私は今、上から埃を被せたのではないかという程に汚れた部屋に居る。
一人ではない。二人で居る。
いや、なんと言えばいいのか、彼女は妖精だ。妖精と聞けばオルビスだと思ったそこの君。御名答、君は頭脳明晰だ。君程の生物なら人間でいう博士号とやらも容易に取得出来るだろう。心から尊敬する。
私は今、正確に言えば、雲に浮かぶ空中都市、オルビスの雑貨屋に居る。
説明するのは得意では無いので彼女と出会った詳しい経緯は省くが、この部屋に居る理由なら簡単に説明出来る。一般的に言う、〝探し物〟だ。

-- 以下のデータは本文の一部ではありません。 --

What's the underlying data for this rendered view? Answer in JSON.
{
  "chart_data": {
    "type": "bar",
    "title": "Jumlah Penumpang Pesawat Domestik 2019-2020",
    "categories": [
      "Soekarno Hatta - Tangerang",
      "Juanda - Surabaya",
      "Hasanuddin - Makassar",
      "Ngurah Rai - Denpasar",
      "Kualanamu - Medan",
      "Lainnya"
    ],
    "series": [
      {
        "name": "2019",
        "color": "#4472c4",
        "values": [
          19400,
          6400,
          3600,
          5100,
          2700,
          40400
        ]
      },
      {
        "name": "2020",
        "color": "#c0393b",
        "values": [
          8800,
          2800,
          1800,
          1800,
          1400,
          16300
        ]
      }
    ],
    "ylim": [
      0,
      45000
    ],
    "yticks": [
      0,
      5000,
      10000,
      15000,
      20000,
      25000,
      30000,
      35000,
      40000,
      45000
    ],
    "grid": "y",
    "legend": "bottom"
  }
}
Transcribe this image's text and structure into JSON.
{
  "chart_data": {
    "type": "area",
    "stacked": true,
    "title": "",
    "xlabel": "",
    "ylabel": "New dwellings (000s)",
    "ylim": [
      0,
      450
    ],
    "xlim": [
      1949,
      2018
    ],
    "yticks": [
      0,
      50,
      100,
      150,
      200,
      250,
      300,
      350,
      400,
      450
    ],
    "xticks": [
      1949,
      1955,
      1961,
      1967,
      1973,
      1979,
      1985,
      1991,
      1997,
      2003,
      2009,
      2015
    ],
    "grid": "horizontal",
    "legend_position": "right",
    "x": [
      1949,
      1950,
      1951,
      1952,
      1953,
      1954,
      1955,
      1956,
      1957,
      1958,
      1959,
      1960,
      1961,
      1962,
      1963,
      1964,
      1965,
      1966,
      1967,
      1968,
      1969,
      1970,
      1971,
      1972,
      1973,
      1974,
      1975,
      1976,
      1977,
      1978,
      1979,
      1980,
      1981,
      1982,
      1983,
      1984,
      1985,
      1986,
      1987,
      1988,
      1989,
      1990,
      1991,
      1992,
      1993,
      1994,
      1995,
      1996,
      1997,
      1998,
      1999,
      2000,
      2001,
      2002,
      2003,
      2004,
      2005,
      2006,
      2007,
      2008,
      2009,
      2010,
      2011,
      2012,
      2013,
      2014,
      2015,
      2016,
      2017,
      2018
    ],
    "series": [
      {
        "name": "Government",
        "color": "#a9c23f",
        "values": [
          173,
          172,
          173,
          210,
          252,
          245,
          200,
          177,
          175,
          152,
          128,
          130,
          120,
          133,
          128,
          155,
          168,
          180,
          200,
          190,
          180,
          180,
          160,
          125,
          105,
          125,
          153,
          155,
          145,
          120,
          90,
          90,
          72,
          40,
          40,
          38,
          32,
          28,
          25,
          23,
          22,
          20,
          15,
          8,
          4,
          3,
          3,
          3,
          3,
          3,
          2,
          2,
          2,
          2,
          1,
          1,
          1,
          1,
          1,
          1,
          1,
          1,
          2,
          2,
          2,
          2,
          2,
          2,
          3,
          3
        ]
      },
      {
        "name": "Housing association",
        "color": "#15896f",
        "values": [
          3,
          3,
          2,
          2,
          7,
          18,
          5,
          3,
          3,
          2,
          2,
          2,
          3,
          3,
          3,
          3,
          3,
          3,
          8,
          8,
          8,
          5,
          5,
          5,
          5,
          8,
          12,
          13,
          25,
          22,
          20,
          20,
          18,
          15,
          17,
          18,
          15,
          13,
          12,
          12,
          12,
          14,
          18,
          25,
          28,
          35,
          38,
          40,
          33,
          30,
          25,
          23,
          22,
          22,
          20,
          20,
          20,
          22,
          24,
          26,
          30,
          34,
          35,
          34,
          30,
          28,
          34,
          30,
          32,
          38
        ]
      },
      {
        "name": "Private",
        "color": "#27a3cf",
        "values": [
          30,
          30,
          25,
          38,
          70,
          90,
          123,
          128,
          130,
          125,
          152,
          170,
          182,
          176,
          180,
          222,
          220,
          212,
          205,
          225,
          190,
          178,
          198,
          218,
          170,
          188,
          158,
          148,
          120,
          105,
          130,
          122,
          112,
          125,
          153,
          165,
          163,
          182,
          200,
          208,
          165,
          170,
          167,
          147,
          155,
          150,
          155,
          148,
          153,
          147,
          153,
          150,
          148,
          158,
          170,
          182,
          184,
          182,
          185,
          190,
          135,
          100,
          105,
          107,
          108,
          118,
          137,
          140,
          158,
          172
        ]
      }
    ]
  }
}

私に合っている武具があって、それが貰えるというので共に探している。
それにしても、
「何故雑貨屋に武器が・・・?」
独り言のつもりで疑問を口にすると、ダンボールを開けて中の物を探りながら彼女は答える。
「何を隠そう、前に一度、雑貨と一緒に武器や防具まで売っちゃおうと考えた事があってね」
「ほう」
目の前のダンボールから出てきた、〝ホローポイント弾 五ダース入り〟と書かれた少し大きめの箱を取り出しながら、私は虚げに言う。
「で、なんらかの問題が発生してその試みは失敗に?」
「そうよ。良く分かったわね」
「そりゃあ、この部屋を見れば分かりますよ。明らかに売り物じゃないです」
笑い声が背中越しに聞こえた後、
「やっぱり分かっちゃうわよね、これだけ埃塗れだと」
「まあ」
「埃塗れで大変な思いさせちゃってるわよね」
「そんな事ないです」
私は即答する。
御存知無い方の為に言っておく。
私は軽度の潔癖症だ。
潔癖症なのだ。
潔癖症で無ければ先程や今の様に脳内会話などしない。
勇気を讃えてくれ。
「ま、そういう訳だからさっさと見つけちゃいましょ」
少し掠れた声で返事をして、咳払いをする。
そういえば、
「一体どんな問題が起きてこれらの物は売れなくなったんですか?」
彼女は溜め息を吐きながら動きを止めて、そのまま言う。
「ここにあるやつ全部、隣にある武具屋から無償で貰ったのよ。いらないってね」
「へえ、お得ですね。それがなんで?」
そこで彼女は再び溜め息を吐く。